Comme une retombée directe de cette rivalité entre grandes puissances, une tension latente s'est instaurée depuis 1975 entre le Maroc et l'Algérie. Cependant, en juin 1988 s'était tenu à Alger un Sommet arabe extraordinaire auquel feu S.M. Hassan II, parti en bateau par Tanger, a activement participé. Il avait été précédé une année plus tôt par la tenue d'un Sommet tripartite qui réunissait à Akid Loutfi, à la frontière maroco-algérienne, feu S.M. Hassan II, feu le Roi Fahd d'Arabie saoudite et l'ancien président Chadli Bendjedid et, en mai 1988, par l'annonce de la reprise des relations diplomatiques entre les deux pays, gelées depuis la création de la rasd à Alger.

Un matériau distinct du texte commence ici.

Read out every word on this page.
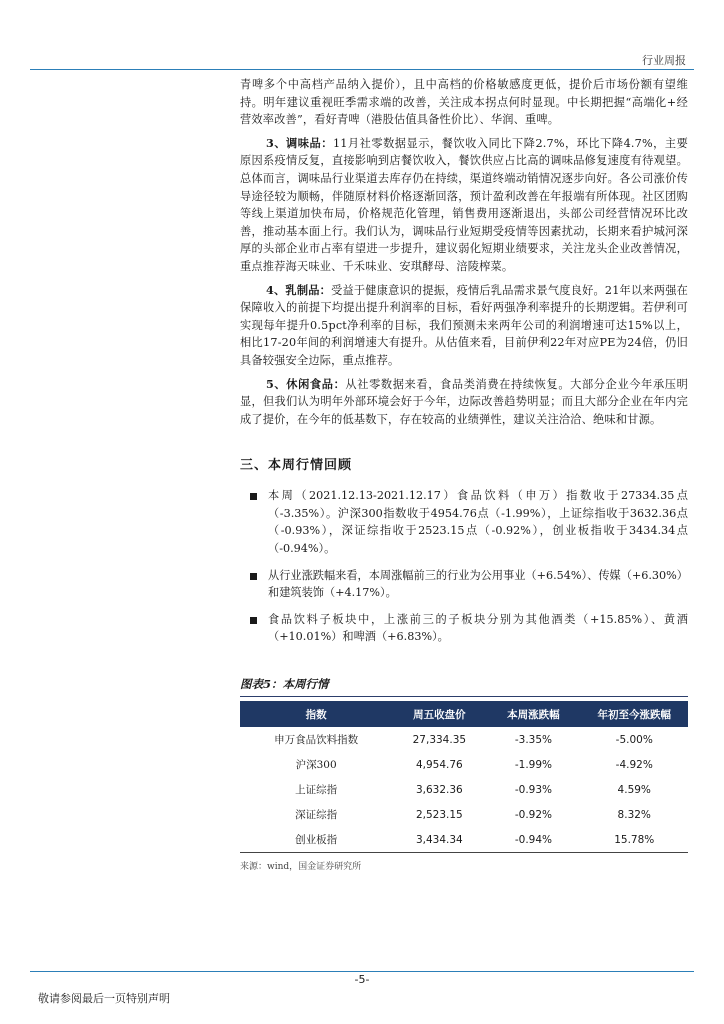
行业周报

青啤多个中高档产品纳入提价），且中高档的价格敏感度更低，提价后市场份额有望维持。明年建议重视旺季需求端的改善，关注成本拐点何时显现。中长期把握“高端化+经营效率改善”，看好青啤（港股估值具备性价比）、华润、重啤。

3、调味品：11月社零数据显示，餐饮收入同比下降2.7%，环比下降4.7%，主要原因系疫情反复，直接影响到店餐饮收入，餐饮供应占比高的调味品修复速度有待观望。总体而言，调味品行业渠道去库存仍在持续，渠道终端动销情况逐步向好。各公司涨价传导途径较为顺畅，伴随原材料价格逐渐回落，预计盈利改善在年报端有所体现。社区团购等线上渠道加快布局，价格规范化管理，销售费用逐渐退出，头部公司经营情况环比改善，推动基本面上行。我们认为，调味品行业短期受疫情等因素扰动，长期来看护城河深厚的头部企业市占率有望进一步提升，建议弱化短期业绩要求，关注龙头企业改善情况，重点推荐海天味业、千禾味业、安琪酵母、涪陵榨菜。

4、乳制品：受益于健康意识的提振，疫情后乳品需求景气度良好。21年以来两强在保障收入的前提下均提出提升利润率的目标，看好两强净利率提升的长期逻辑。若伊利可实现每年提升0.5pct净利率的目标，我们预测未来两年公司的利润增速可达15%以上，相比17-20年间的利润增速大有提升。从估值来看，目前伊利22年对应PE为24倍，仍旧具备较强安全边际，重点推荐。

5、休闲食品：从社零数据来看，食品类消费在持续恢复。大部分企业今年承压明显，但我们认为明年外部环境会好于今年，边际改善趋势明显；而且大部分企业在年内完成了提价，在今年的低基数下，存在较高的业绩弹性，建议关注洽洽、绝味和甘源。

三、本周行情回顾
本周（2021.12.13-2021.12.17）食品饮料（申万）指数收于27334.35点（-3.35%）。沪深300指数收于4954.76点（-1.99%），上证综指收于3632.36点（-0.93%），深证综指收于2523.15点（-0.92%），创业板指收于3434.34点（-0.94%）。
从行业涨跌幅来看，本周涨幅前三的行业为公用事业（+6.54%）、传媒（+6.30%）和建筑装饰（+4.17%）。
食品饮料子板块中，上涨前三的子板块分别为其他酒类（+15.85%）、黄酒（+10.01%）和啤酒（+6.83%）。
图表5：本周行情
指数	周五收盘价	本周涨跌幅	年初至今涨跌幅
申万食品饮料指数	27,334.35	-3.35%	-5.00%
沪深300	4,954.76	-1.99%	-4.92%
上证综指	3,632.36	-0.93%	4.59%
深证综指	2,523.15	-0.92%	8.32%
创业板指	3,434.34	-0.94%	15.78%
来源：wind，国金证券研究所
-5-
敬请参阅最后一页特别声明
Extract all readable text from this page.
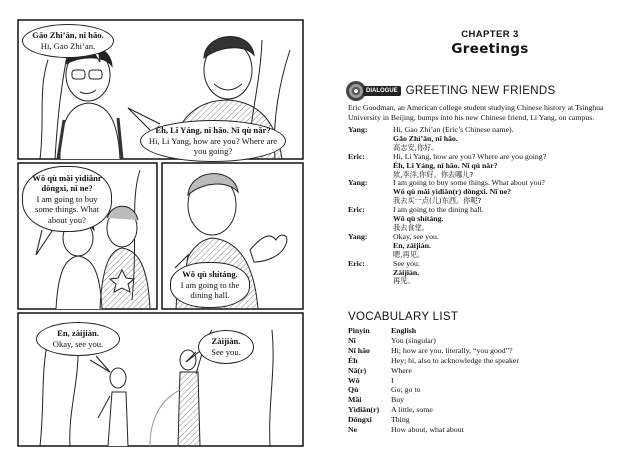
Gāo Zhì’ān, nǐ hǎo.
Hi, Gao Zhi’an.
Éh, Lǐ Yáng, nǐ hǎo. Nǐ qù nǎr?
Hi, Li Yang, how are you? Where are you going?
Wǒ qù mǎi yìdiǎnr dōngxi, nǐ ne?
I am going to buy some things. What about you?
Wǒ qù shítáng.
I am going to the dining hall.
En, zàijiàn.
Okay, see you.	Zàijiàn.
See you.
CHAPTER 3
Greetings
DIALOGUE GREETING NEW FRIENDS
Eric Goodman, an American college student studying Chinese history at Tsinghua University in Beijing, bumps into his new Chinese friend, Li Yang, on campus.
Yang:	Hi, Gao Zhi’an (Eric’s Chinese name).
Gāo Zhì’ān, nǐ hǎo.
高志安,你好。
Eric:	Hi, Li Yang, how are you? Where are you going?
Éh, Lǐ Yáng, nǐ hǎo. Nǐ qù nǎr?
欸,李洋,你好。你去哪儿?
Yang:	I am going to buy some things. What about you?
Wǒ qù mǎi yìdiǎn(r) dōngxi. Nǐ ne?
我去买一点(儿)东西。你呢?
Eric:	I am going to the dining hall.
Wǒ qù shítáng.
我去食堂。
Yang:	Okay, see you.
En, zàijiàn.
嗯,再见。
Eric:	See you.
Zàijiàn.
再见。
VOCABULARY LIST
Pinyin	English
Nǐ	You (singular)
Nǐ hǎo	Hi; how are you, literally, “you good”?
Éh	Hey; hi, also to acknowledge the speaker
Nǎ(r)	Where
Wǒ	I
Qù	Go; go to
Mǎi	Buy
Yìdiǎn(r)	A little, some
Dōngxi	Thing
Ne	How about, what about
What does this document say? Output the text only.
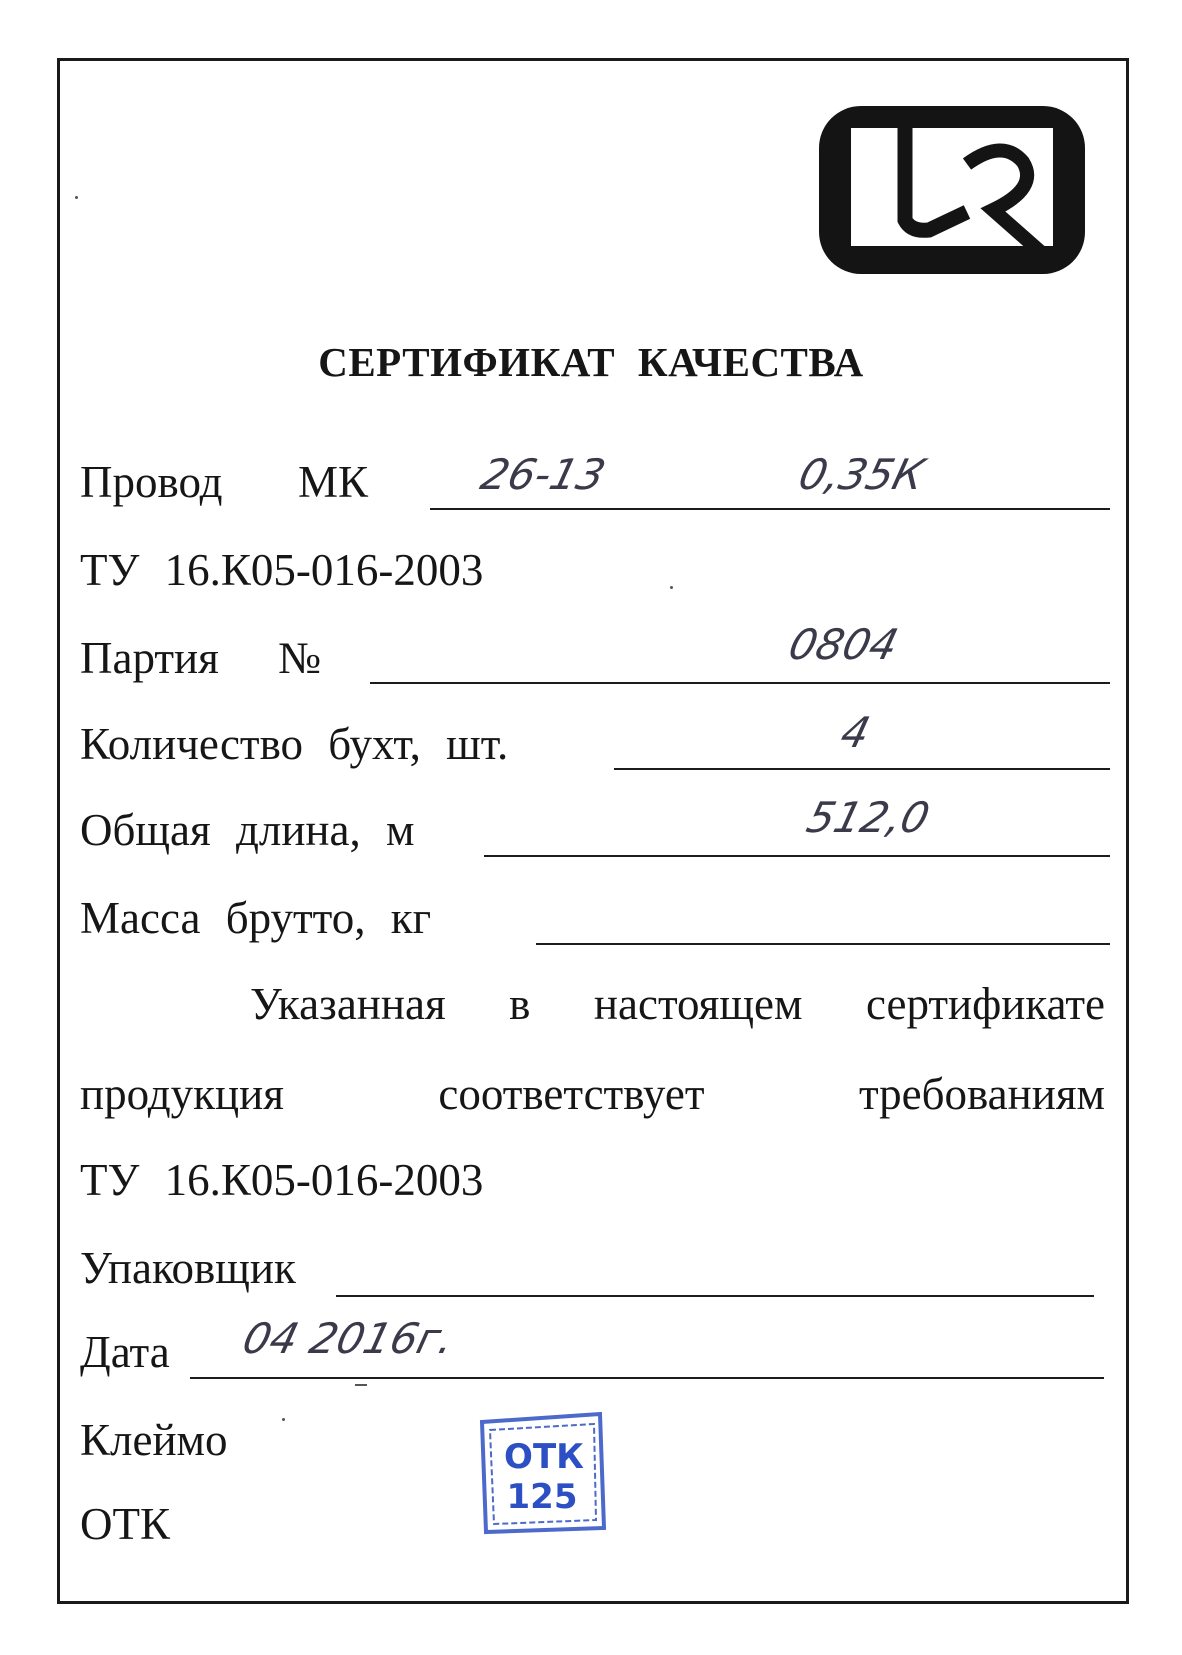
СЕРТИФИКАТ КАЧЕСТВА
Провод МК	26-13	0,35К
ТУ 16.К05-016-2003
Партия №	0804
Количество бухт, шт.	4
Общая длина, м	512,0
Масса брутто, кг
Указанная в настоящем сертификате
продукция соответствует требованиям
ТУ 16.К05-016-2003
Упаковщик
Дата 04 2016г.
Клеймо
ОТК
ОТК
125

C'est l'époque en effet où, d'un sommet restreint à une réunion entre deux, d'un échange de propos à une rencontre impromptue ou organisée, le réchauffement maroco-algérien devenait plus qu'évident aux yeux des observateurs. Un autre sommet bilatéral s'était tenu à Alger, en marge de celui de la Ligue arabe, au cours duquel s'était esquissée, en épure, une réconciliation impossible. « Le National Intelligence Daily », bulletin d'information de la CIA, pouvait pérorer à loisir pour dire notamment que « les récentes ouvertures pour restaurer les liens entre le Maroc et l'Algérie, confirment les récentes demandes du président Chadli Bendjedid pour un compromis avec le Maroc, visant l'annexion du Sahara occidental avec un statut d'autonomie limitée à ce dernier ».
Autrement dit, le gouvernement algérien proposait implicitement au Maroc ni plus ni moins d'accepter « l'autonomie limitée » au polisario. Les analystes de la Centrale Intelligence Agency avaient même estimé qu'une telle « position plus flexible du président Bendjedid s'explique par sa frustration de voir que le Front polisario n'arrive pas à obtenir une victoire militaire, mais aussi par son désir de voir le Roi Hassan II se rendre au Sommet extraordinaire de la Ligue arabe, prévu à Alger le 7 juin » (1988). Le voyage de feu S.M. Hassan II à Alger pour participer au Sommet arabe avait été suivi trois ans après par une autre visite du défunt Souverain à Oran en juin 1991 pour rencontrer Chadli Bendjedid.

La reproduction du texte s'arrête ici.